A summary that's wrong is recoverable. An action that's wrong is a compliance event.

The regulatory edge

Working in regulated finance changes the AI conversation in three ways most engineering teams underestimate.

First — the model itself cannot be a regulator-approvable decision-maker. SEBI does not approve LLMs; it approves processes. Which means every AI output has to live inside a human-approved decision process, with the human's name on it. The architecture has to make the human approval easy, fast, and reliably traceable.

Second — training data is a question. Most enterprise plans now have no-training clauses. We confirmed in writing with every vendor. We also run sensitive operations against a model deployed in our own infrastructure, where the prompts never leave the firm's environment.

Third — the cross-border line matters. Klay's UK clients are covered by different rules than its India clients. The context layer enforces this: a model handling a UK client never receives an India-only data point, and vice versa. The enforcement is at the data layer, not the prompt layer, because prompt-level enforcement is wishful thinking.

Where the line between agent and analyst sits

The hardest design question on the project. Where does the agent stop and the analyst start?

Our answer: the agent stops at the decision. Everything up to the decision is fair game. Reading positions, summarising portfolios, flagging anomalies, drafting reviews, suggesting actions, monitoring 24/7 — all the agent's work. Everything from the decision forward — approving an action, sending a message externally, executing a trade, filing a regulatory document — is the analyst's work.

This sounds like a sharp line. In practice it is not — there are dozens of decisions per day, each with their own gravity, and the UI has to make the line feel natural. The convention we settled on: any output the agent produces gets a green "Approve" / amber "Edit" / red "Discard" affordance. The colour is the gravity. The hand on the button is always the analyst's.

Things we got wrong

Two we will not repeat.

We overinvested in the chat affordance early. The first version had a chat panel because that was the obvious thing. Within a month it was clear the panel got 5% of the engagement of the inline features. We removed it. The product got better.

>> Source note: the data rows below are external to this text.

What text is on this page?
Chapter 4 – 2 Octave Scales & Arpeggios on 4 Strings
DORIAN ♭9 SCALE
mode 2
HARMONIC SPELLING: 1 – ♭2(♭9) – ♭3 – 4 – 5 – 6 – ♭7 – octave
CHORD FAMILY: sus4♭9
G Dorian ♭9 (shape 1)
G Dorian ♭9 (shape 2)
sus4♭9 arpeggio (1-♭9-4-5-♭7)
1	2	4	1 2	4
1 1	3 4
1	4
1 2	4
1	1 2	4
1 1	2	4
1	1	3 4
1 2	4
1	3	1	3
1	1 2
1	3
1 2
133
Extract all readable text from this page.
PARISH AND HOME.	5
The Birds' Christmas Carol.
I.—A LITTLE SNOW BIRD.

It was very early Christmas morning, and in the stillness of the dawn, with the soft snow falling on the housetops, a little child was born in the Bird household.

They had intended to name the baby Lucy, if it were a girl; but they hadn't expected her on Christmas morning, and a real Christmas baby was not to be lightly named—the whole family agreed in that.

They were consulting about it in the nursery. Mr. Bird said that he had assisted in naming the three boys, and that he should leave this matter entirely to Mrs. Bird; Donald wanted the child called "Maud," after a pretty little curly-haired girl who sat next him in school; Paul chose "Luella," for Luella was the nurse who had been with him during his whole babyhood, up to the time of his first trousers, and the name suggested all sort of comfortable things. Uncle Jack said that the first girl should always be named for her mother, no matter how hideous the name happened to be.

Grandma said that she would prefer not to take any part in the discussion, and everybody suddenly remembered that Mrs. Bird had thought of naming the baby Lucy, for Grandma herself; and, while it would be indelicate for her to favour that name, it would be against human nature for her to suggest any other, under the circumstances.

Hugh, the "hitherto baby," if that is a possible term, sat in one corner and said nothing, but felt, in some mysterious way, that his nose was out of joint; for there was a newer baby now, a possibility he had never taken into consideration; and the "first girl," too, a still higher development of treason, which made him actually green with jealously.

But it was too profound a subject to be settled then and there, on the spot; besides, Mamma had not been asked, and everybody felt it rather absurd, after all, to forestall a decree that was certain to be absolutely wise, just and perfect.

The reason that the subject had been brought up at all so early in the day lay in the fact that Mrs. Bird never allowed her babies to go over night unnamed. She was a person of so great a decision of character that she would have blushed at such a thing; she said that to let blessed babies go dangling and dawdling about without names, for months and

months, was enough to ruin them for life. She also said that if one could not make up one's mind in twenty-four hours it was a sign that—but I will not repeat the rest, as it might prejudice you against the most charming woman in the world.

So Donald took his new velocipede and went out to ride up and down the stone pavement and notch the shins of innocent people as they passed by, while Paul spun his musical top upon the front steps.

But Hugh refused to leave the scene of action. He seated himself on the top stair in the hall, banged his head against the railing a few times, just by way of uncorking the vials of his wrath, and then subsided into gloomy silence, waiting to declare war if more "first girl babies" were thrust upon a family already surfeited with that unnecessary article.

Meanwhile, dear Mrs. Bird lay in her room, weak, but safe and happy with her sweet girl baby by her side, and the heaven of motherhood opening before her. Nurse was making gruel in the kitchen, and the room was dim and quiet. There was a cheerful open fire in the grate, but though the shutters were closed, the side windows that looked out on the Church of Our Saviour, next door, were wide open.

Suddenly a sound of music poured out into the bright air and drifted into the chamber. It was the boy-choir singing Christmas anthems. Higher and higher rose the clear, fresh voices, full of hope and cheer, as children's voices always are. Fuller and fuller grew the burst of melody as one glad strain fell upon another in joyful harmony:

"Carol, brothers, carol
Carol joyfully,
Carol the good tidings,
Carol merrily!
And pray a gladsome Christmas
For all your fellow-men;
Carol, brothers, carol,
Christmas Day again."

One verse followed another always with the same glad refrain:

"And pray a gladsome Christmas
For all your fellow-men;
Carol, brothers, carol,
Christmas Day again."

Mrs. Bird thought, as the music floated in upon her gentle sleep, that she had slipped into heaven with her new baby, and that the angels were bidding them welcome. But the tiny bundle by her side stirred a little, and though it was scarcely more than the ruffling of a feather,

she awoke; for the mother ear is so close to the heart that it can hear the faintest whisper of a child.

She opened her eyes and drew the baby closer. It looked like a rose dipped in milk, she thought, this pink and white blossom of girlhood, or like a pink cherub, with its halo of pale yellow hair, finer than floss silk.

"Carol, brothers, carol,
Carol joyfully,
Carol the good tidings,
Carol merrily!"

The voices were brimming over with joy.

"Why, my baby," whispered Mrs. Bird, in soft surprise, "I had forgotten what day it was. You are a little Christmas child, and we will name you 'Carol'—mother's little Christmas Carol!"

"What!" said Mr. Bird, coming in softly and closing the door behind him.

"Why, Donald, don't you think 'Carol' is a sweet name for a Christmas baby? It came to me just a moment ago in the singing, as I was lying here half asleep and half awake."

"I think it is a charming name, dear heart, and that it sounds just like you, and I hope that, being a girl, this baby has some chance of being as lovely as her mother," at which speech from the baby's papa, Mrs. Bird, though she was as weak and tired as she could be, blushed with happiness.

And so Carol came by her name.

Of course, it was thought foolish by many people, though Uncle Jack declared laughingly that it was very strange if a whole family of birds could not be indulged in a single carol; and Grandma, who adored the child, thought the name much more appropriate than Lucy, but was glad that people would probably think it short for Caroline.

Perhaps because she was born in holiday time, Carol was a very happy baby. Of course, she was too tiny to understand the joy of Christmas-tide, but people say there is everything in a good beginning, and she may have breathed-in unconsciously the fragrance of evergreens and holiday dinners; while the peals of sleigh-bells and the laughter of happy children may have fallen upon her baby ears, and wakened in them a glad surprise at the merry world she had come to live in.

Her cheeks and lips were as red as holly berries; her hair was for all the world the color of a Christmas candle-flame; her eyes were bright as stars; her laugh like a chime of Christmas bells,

We trusted streaming for too long. The model streams output token-by-token, which feels responsive but produces a UI that flickers between half-complete states. For Class 2 work where the user reads the output, we now show a "drafting…" state and only reveal the final text when it is verified. Slightly slower-feeling, much more trustworthy.

The outcome, in operator's language

Six months in: the average RM at Klay is running 3.4× the book they were running a year before, with no measurable degradation in client satisfaction scores. Compliance flags raised by the system are now the source of 28% of all flags the human team eventually escalates. The audit team has not raised a single concern about the AI's reasoning trail — partly because the architecture made the trail readable to them from day one.

Two metrics we are still watching closely: hallucination rate (currently 0.7% by our internal audit), and analyst trust (high among power users, lower among new joiners — we have work to do on onboarding).

Closing

The teams shipping AI inside enterprise products are doing the same work in 2026 that the teams shipping mobile-first products were doing in 2010: figuring out a new architecture, a new UI language, and a new regulatory shape, while everyone else builds clones of the wrong thing. The studios that get the architecture right early will be the ones whose products survive the next platform shift. The studios that ship chatbots will be discovering, slowly, that nobody wanted them.

The AI layer is not a feature. It is a layer. Treat it that way.